3. Domes: enclosures that aim to control parts of the internet by shutting off access to the rest of the stack.

=== Haroon Sheikh's layers ===
In an article on European digital sovereignty, Haroon Sheikh uses layers inspired by Bratton's: the resource layer, the chips layer, the network layer, the cloud layer, the intelligence layer, the applications layer and the connected device layer. Sheikh describes Bratton's layers as coming from a "more speculative philosophical approach", while Sheikh considers his own analysis to be more pragmatic in that it aims to understand the digital capacities of the European Union. As such, it follows industry distinctions and leaves out users while keeping the basic idea of a layered stack.

== Governance and power ==
The layered framework of the stack is used to analyze how power, control and governance are enacted globally through technology. The stack has been used in the fields of economics and business to explain the connections between technology and global capitalism.

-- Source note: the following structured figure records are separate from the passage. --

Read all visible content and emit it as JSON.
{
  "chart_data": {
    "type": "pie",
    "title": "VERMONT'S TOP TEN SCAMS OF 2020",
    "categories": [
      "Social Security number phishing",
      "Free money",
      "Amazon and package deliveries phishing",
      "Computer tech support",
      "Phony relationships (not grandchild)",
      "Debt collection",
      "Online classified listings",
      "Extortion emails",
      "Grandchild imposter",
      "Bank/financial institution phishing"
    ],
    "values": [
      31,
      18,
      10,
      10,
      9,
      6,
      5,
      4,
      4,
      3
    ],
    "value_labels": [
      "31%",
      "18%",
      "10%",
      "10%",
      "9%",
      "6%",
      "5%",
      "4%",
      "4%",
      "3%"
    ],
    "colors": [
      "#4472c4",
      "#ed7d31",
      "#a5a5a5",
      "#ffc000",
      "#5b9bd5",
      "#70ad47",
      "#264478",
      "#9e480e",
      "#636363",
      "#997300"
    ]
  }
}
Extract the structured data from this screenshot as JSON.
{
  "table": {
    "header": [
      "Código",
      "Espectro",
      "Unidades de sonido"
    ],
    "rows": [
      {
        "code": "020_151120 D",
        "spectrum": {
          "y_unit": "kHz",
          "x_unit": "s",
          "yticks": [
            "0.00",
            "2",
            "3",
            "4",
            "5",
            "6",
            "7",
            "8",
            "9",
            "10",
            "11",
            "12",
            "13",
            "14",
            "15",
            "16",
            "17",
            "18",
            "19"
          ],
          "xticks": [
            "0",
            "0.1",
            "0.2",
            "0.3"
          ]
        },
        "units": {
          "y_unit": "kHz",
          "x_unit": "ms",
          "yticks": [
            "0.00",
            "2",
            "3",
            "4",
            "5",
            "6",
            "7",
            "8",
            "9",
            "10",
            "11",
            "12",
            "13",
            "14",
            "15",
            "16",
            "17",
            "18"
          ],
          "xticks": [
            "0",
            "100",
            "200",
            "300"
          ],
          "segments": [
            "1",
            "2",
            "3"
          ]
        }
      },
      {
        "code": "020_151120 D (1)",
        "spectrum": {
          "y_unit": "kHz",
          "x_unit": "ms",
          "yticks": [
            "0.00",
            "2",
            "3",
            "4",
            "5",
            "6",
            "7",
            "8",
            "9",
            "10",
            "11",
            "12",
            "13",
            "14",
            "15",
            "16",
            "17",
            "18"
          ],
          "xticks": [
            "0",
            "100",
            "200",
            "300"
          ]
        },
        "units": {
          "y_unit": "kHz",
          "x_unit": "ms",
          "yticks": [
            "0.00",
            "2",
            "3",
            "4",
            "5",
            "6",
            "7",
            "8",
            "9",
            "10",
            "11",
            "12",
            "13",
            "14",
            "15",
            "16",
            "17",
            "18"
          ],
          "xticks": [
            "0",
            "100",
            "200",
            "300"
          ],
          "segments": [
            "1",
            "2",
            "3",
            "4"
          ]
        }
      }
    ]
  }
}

Bratton discusses how sovereignty changes with global structures like the stack. Namely, there is a shift from territorial or national sovereignty, where a geographically defined nation rules itself, to a system where a global corporation like Google can operate as a global sovereign. This builds on Michel Foucault's theories of governmentality and power, and Bratton's book has been described as possible to read as "a Foucaudian toolkit that lifts out the useful parts".

== Reception ==
Although Bratton's book has been criticised as overly long and complex, the term is used in scholarship on the internet. In his critical essay "Stacktivism" (a reference to the pejorative term slacktivism) Geert Lovink describes the book as a "media theory classic" that is "inspiring to disagree with." Lovink further argues that the term "the stack" has become a "general container concept, in danger of becoming an empty signifier". Lovink also argues that, rather than a singular stack, the concept should be expanded into "a rainbow of a thousand stacks", such as Tiziana Terranova's "red stack" or the "green stack" aiming to reduce the extreme energy use of blockchain and data centres.